Jeffries-Johnson wants to be inclusive in these talks. She also wants to nail down some of the ideas broached at last Wednesday’s Port Angeles Arts Council forum on the theater’s future.
About 40 people — including local artists, festival directors, business owners, City Council members and real estate agent Dan Gase — met a week ago to brainstorm what the Lincoln could become, just as Gase announced the theater is on the market for $259,000 through Coldwell Banker Uptown Realty.
This Wednesday, “I want people who are less about concepts,” said Jeffries-Johnson, “and more about conception.”

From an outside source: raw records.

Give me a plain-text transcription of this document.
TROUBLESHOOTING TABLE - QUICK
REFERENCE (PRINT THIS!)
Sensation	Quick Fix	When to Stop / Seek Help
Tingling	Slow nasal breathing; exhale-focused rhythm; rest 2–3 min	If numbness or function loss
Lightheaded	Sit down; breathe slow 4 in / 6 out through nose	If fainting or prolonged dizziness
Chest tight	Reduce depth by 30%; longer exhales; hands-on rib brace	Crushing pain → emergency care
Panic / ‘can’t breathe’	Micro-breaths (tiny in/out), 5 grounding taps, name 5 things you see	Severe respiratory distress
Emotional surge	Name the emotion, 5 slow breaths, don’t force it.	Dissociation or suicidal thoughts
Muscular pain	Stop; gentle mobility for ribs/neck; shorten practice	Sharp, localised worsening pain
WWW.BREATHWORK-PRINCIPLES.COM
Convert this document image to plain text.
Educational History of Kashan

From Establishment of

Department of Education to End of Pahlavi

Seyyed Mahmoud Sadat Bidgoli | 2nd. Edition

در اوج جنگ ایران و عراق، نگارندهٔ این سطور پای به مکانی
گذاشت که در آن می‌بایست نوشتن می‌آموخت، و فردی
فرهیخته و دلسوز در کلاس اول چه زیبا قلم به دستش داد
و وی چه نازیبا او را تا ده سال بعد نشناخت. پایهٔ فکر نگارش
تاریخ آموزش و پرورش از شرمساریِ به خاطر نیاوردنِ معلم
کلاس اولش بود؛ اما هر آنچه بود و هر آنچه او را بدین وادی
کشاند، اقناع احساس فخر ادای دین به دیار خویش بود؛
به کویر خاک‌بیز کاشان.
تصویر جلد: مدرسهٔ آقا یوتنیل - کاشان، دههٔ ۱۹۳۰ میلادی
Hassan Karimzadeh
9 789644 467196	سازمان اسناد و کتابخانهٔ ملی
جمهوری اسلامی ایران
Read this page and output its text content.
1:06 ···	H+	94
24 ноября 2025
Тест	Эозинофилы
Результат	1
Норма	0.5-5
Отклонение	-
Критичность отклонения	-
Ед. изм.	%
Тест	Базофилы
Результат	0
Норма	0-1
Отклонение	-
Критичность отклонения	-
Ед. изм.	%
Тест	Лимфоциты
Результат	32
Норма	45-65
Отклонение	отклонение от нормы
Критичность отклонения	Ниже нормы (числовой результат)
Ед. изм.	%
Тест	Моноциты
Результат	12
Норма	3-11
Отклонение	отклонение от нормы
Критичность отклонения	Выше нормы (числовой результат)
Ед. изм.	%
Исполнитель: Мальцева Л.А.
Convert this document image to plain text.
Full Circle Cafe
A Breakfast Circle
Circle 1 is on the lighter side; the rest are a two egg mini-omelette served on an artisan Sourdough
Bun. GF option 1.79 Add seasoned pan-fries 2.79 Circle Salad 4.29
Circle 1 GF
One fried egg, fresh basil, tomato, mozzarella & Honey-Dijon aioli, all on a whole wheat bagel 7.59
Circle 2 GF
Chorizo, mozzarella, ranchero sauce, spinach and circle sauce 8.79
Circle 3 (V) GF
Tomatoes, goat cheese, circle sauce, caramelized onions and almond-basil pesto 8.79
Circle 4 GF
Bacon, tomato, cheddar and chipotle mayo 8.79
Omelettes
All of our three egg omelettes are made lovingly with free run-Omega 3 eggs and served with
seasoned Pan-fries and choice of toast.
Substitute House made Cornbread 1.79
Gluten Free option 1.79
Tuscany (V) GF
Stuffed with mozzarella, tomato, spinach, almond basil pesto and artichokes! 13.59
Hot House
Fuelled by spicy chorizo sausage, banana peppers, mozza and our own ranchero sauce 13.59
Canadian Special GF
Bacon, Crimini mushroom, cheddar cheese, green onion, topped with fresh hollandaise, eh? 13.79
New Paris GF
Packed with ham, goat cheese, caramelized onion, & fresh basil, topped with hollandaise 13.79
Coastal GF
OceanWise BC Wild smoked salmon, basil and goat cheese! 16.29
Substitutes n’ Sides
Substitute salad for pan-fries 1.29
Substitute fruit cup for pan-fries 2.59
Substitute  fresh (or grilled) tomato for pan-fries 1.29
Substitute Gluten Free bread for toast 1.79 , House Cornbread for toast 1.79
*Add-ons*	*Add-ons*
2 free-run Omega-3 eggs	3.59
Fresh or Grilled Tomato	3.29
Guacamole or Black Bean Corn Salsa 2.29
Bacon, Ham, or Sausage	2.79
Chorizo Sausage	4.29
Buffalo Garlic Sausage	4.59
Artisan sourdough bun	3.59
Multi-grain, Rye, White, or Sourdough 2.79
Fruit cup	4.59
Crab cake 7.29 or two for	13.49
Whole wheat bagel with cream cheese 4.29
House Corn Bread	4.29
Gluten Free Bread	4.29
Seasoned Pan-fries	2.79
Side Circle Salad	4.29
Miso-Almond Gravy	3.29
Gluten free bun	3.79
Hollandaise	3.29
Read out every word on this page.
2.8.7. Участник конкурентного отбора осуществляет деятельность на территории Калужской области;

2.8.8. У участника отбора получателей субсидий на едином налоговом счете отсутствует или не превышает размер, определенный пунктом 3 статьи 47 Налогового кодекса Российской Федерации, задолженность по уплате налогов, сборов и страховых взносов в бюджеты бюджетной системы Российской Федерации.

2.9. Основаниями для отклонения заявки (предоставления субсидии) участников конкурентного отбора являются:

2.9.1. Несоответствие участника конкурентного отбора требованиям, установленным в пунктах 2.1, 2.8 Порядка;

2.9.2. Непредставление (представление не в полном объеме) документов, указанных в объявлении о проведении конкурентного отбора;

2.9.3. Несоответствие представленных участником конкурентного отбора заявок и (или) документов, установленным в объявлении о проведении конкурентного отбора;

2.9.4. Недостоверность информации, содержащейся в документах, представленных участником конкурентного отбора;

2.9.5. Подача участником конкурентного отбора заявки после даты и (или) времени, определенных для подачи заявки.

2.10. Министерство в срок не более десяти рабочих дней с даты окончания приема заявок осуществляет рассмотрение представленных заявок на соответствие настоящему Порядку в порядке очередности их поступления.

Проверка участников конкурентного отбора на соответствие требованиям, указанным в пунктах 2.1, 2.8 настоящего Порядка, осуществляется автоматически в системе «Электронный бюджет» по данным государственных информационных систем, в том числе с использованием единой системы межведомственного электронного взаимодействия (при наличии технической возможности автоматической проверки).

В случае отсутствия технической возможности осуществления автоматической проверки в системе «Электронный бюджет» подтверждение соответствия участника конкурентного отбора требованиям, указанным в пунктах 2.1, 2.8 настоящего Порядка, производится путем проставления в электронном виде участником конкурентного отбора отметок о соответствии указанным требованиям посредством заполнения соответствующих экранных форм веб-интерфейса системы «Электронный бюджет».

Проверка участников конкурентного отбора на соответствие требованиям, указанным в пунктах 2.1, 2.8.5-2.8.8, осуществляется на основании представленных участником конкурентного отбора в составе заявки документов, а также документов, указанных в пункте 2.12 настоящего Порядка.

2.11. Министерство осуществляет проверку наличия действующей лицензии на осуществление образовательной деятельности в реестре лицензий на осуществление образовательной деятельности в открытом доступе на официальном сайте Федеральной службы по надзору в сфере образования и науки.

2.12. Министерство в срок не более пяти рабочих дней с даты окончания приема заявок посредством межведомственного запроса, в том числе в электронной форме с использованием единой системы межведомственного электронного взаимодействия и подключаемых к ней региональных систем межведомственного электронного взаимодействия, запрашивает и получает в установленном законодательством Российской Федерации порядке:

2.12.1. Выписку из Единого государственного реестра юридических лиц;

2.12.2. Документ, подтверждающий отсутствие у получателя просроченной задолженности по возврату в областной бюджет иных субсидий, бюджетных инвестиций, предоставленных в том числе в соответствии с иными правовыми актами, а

What the discussion calls for now, she believes, are people with expertise in renovation of historic structures, the building code, grant writing and other fundraising methods.
Sun Basin Theatres, the Wenatchee-based company that also owns Deer Park Cinema just east of Port Angeles, closed the Lincoln due to the potential cost — an estimated $200,000 — for converting its screens to digital technology.
Sun Basin General Manager Bryan Cook also said last week that a non-compete clause would be added to any sale or lease of the theater, preventing the new operator from showing first-run movies.
Concerts, performances and screenings of older films are among the allowed uses — all of which were discussed with enthusiasm during the arts council forum.
The Port Angeles Arts Council, a nongovernmental, nonprofit group whose mission is to promote art in the community — from music and dance to the visual arts and beyond — will host another follow-up meeting at 6 p.m. Wednesday, June 4, at Studio Bob, the event space upstairs at 1181/2 E. Front St.